I propose to take Questions Nos. 29 and 100 together.

Policy responsibility for upward-only rent reviews comes within the remit of the Minister for Justice and Equality, Deputy Alan Shatter. I do not have specific data on the impact of upward-only rent agreements but the National Competitiveness Council provides some data on rents generally. Rent represents an average of 2% to 7% of total costs for manufacturing businesses, and 5% to 6% of total costs for services businesses.

The Council reported in its Competitiveness Scorecard 2011 that Ireland experienced a fall of 22% in rental costs for prime industrial sites in 2010, with a decline of 12.3% in prime office space rental costs. Both of these were the largest annual declines experienced across the countries benchmarked and both marked a continuation of falling prices seen since the peak in 2007. Rental costs in many of Ireland's competitor economies rose in 2010. Nonetheless, upward-only rent reviews have kept rents for some businesses at an artificially high level compared to open market trends and property values.

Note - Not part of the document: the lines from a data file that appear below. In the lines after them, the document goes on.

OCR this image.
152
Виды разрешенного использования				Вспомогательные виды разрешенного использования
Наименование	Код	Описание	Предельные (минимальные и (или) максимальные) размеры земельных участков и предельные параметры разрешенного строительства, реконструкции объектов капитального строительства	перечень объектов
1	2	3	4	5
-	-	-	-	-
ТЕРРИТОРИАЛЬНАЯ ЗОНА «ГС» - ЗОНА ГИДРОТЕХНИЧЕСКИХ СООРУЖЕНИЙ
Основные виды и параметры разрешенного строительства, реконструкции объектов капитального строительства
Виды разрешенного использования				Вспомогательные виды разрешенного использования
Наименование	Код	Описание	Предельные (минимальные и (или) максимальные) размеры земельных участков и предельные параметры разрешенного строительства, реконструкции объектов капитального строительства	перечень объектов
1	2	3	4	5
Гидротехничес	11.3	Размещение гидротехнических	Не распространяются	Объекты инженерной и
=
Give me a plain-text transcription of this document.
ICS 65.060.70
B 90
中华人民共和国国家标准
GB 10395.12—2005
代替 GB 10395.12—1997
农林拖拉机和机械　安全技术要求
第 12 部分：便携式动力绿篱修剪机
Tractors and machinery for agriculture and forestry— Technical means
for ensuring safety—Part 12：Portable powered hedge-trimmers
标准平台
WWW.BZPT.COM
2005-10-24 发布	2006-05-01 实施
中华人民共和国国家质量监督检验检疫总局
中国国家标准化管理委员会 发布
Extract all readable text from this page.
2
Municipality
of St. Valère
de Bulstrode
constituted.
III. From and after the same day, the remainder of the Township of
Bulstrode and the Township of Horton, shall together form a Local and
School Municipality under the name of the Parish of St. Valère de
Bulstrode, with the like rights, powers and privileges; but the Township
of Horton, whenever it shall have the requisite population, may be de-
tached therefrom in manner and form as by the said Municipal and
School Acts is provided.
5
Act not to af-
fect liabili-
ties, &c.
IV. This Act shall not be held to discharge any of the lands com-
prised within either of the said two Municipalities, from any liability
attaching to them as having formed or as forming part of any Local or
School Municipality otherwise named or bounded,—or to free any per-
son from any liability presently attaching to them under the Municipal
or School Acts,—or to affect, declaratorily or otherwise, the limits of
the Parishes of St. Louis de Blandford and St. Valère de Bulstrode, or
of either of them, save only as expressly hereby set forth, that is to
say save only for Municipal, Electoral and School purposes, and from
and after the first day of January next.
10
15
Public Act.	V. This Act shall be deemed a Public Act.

The Land Conveyancing and Law Reform Act 2009 abolished upward-only rent reviews for all new leases signed on or after 28 February 2010. However, upward-only rent review clauses continue to apply to leases which were entered into prior to that date. Following legal advice, the Government has decided that it is not feasible to proceed with legislation to abolish upward only rent review clauses in existing business leases. However, businesses can make use of the rent review arbitration code, which provides a mechanism to deal with disputes on commercial rents and can help to resolve issues at a lower cost, in considerably less time, and in a less adversarial way for the parties concerned.

NAMA also has a policy guidance for dealing with tenants' difficulties arising from upward-only rent reviews. This provides an opportunity for NAMA to approve rent reductions where it can be shown that rents are in excess of current market levels and a tenant's viability is threatened. The policy also provides for the appointment of an independent valuation of market rent where necessary. NAMA has advised the Minister for Finance that where a tenant is not getting satisfaction in the negotiations with his NAMA landlord, the tenant can contact NAMA directly.